At McDaniel College in Westminster this afternoon, Maryland's annual Junior Miss pageant will go on, but not quite as usual.
This year, just six high school seniors will be competing for what was once a coveted title, and the scholarship money handed out to winners will not be quite as bounteous as in previous years.
But the pageant might not have happened at all were it not for the efforts of Cheri Poklemba, a former pageant winner and mother of a pageant winner.
In six weeks, Poklemba, a water aerobics instructor, mother of three and Frederick County's Junior Miss 1973, formed a pageant committee, raised a few thousand dollars in scholarship prizes, found a venue and judges for the contest, and kept the Junior Miss program in Maryland alive - for good, she hopes.
The public can judge the results today at 3 p.m. in WMC Alumni Hall at McDaniel. Poklemba has gathered the six contestants, along with elementary and middle school girls - part of the Junior Miss "Be Your Best Self" program - to appear on stage along with former pageant winners, including her daughter, Brooke.
Today's winner will earn the title of Maryland Junior Miss 2006, money for college and a chance to compete for more at the national competition scheduled for Mobile, Ala., in June.
"We're not professionals, and neither are the girls," Poklemba says. "That's the beauty of the entire thing. In this program, girls are recognized for who they are: young high school senior girls developing and honing their skills to carry them through life. You may not see a perfect program, but that's OK."
Passionate, persuasive and often on the phone, Poklemba, 50, seems tailor-made for the mission. Until she put her mind to pulling the event together, over Thanksgiving, no competition was scheduled for this year.
Some of the blame goes to the decline of interest in televised beauty pageants, especially those like Junior Miss, which is based more on scholarships than on swimsuits.
The struggling Miss America pageant left its 84-year home in Atlantic City, N.J., last year after being dropped by network television. (It will be broadcast Jan. 21 from Las Vegas on cable's Country Music Television.) The 48-year-old America's Junior Miss competition, which has awarded about $90 million to participants over the years, lost its national sponsors in May because it could not attract national network coverage. At that time, the nonprofit group's board voted to end the program. Many local and state Junior Miss franchises - including Maryland's - followed suit.
In August, though, a coalition of pageant volunteers, former participants and local supporters announced it had found a way to continue the national competition. America's Junior Miss was restructured and a pageant date set for June 30. By that time, however, Maryland's pageant leadership had disbanded, and the program's future looked grim.

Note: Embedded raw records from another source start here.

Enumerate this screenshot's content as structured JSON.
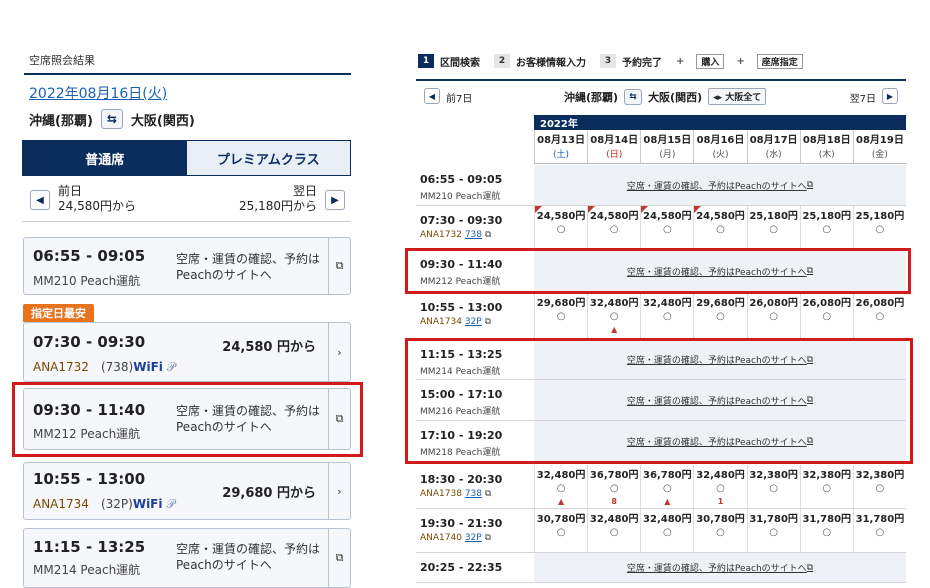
{
  "left": {
    "title": "空席照会結果",
    "date": "2022年08月16日(火)",
    "origin": "沖縄(那覇)",
    "destination": "大阪(関西)",
    "tabs": [
      "普通席",
      "プレミアムクラス"
    ],
    "prev_label": "前日",
    "prev_price": "24,580円から",
    "next_label": "翌日",
    "next_price": "25,180円から",
    "badge": "指定日最安",
    "cards": [
      {
        "time": "06:55 - 09:05",
        "flight": "MM210  Peach運航",
        "msg1": "空席・運賃の確認、予約は",
        "msg2": "Peachのサイトへ"
      },
      {
        "time": "07:30 - 09:30",
        "flight_no": "ANA1732",
        "aircraft": "(738)",
        "wifi": "WiFi",
        "price": "24,580 円から"
      },
      {
        "time": "09:30 - 11:40",
        "flight": "MM212  Peach運航",
        "msg1": "空席・運賃の確認、予約は",
        "msg2": "Peachのサイトへ"
      },
      {
        "time": "10:55 - 13:00",
        "flight_no": "ANA1734",
        "aircraft": "(32P)",
        "wifi": "WiFi",
        "price": "29,680 円から"
      },
      {
        "time": "11:15 - 13:25",
        "flight": "MM214  Peach運航",
        "msg1": "空席・運賃の確認、予約は",
        "msg2": "Peachのサイトへ"
      }
    ]
  },
  "right": {
    "steps": [
      {
        "num": "1",
        "label": "区間検索"
      },
      {
        "num": "2",
        "label": "お客様情報入力"
      },
      {
        "num": "3",
        "label": "予約完了"
      }
    ],
    "plus": "+",
    "step_boxes": [
      "購入",
      "座席指定"
    ],
    "prev_week": "前7日",
    "next_week": "翌7日",
    "origin": "沖縄(那覇)",
    "destination": "大阪(関西)",
    "osaka_all": "大阪全て",
    "year": "2022年",
    "dates": [
      {
        "d": "08月13日",
        "w": "(土)"
      },
      {
        "d": "08月14日",
        "w": "(日)"
      },
      {
        "d": "08月15日",
        "w": "(月)"
      },
      {
        "d": "08月16日",
        "w": "(火)"
      },
      {
        "d": "08月17日",
        "w": "(水)"
      },
      {
        "d": "08月18日",
        "w": "(木)"
      },
      {
        "d": "08月19日",
        "w": "(金)"
      }
    ],
    "peach_msg": "空席・運賃の確認、予約はPeachのサイトへ",
    "rows": [
      {
        "time": "06:55 - 09:05",
        "flt": "MM210  Peach運航",
        "type": "peach"
      },
      {
        "time": "07:30 - 09:30",
        "flt": "ANA1732",
        "ac": "738",
        "type": "ana",
        "prices": [
          "24,580円",
          "24,580円",
          "24,580円",
          "24,580円",
          "25,180円",
          "25,180円",
          "25,180円"
        ],
        "marks": [
          "○",
          "○",
          "○",
          "○",
          "○",
          "○",
          "○"
        ],
        "stock": [
          "",
          "",
          "",
          "",
          "",
          "",
          ""
        ]
      },
      {
        "time": "09:30 - 11:40",
        "flt": "MM212  Peach運航",
        "type": "peach"
      },
      {
        "time": "10:55 - 13:00",
        "flt": "ANA1734",
        "ac": "32P",
        "type": "ana",
        "prices": [
          "29,680円",
          "32,480円",
          "32,480円",
          "29,680円",
          "26,080円",
          "26,080円",
          "26,080円"
        ],
        "marks": [
          "○",
          "○",
          "○",
          "○",
          "○",
          "○",
          "○"
        ],
        "stock": [
          "",
          "▲",
          "",
          "",
          "",
          "",
          ""
        ]
      },
      {
        "time": "11:15 - 13:25",
        "flt": "MM214  Peach運航",
        "type": "peach"
      },
      {
        "time": "15:00 - 17:10",
        "flt": "MM216  Peach運航",
        "type": "peach"
      },
      {
        "time": "17:10 - 19:20",
        "flt": "MM218  Peach運航",
        "type": "peach"
      },
      {
        "time": "18:30 - 20:30",
        "flt": "ANA1738",
        "ac": "738",
        "type": "ana",
        "prices": [
          "32,480円",
          "36,780円",
          "36,780円",
          "32,480円",
          "32,380円",
          "32,380円",
          "32,380円"
        ],
        "marks": [
          "○",
          "○",
          "○",
          "○",
          "○",
          "○",
          "○"
        ],
        "stock": [
          "▲",
          "8",
          "▲",
          "1",
          "",
          "",
          ""
        ]
      },
      {
        "time": "19:30 - 21:30",
        "flt": "ANA1740",
        "ac": "32P",
        "type": "ana",
        "prices": [
          "30,780円",
          "32,480円",
          "32,480円",
          "30,780円",
          "31,780円",
          "31,780円",
          "31,780円"
        ],
        "marks": [
          "○",
          "○",
          "○",
          "○",
          "○",
          "○",
          "○"
        ],
        "stock": [
          "",
          "",
          "",
          "",
          "",
          "",
          ""
        ]
      },
      {
        "time": "20:25 - 22:35",
        "flt": "",
        "type": "peach"
      }
    ]
  }
}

That's when Poklemba says she put on her thinking cap. You might say she took it personally: Not only was she holder of the 1973 Frederick County's Junior Miss title, she is the mother of Maryland's Junior Miss 2004, Brooke Poklemba.
"I felt so frustrated because I knew the benefits of the program from all angles - not only as a volunteer and as a contestant, but as the mother of a child who had gotten so much from it," Cheri Poklemba says.
With her children grown, she figured her part-time jobs of teaching aqua fitness and selling life insurance left enough time to rebuild the state's all-volunteer Junior Miss franchise. So she called the national organization in October to offer her services, with one condition.
"I said, `Can we skip a year? My son has a wedding coming up in March, and I don't know how I can possibly do this for 2006.'
"And they said, `We'd really like you to send someone down to the competition this year. Please don't give up yet.'"
She didn't. Indeed, Poklemba is hopelessly "can-do."
She started by calling Junior Miss committee members, volunteers and contacts from her competition days in the 1970s. From there, things moved quickly.
Thanksgiving weekend, the committee agreed on how to put the program together. Announcements about the 2006 pageant were posted on Web sites, and Poklemba contacted high school guidance counselors. A contestant orientation meeting early last month attracted girls from Carroll, Frederick, Howard and Montgomery counties.
McDaniel College, an institution with a history of offering scholarships to Junior Miss winners, provided the venue. Several admissions officers agreed to evaluate the contestants' academic records, which make up 20 percent of contestants' overall scores. The scholarship money, between $2,500 and $3,000 total, was raised primarily from committee members, volunteers and friends. Poklemba also reached Ronke Olaleye, Maryland's reigning Junior Miss, and picked the pageant date based upon her availability: She's on college break.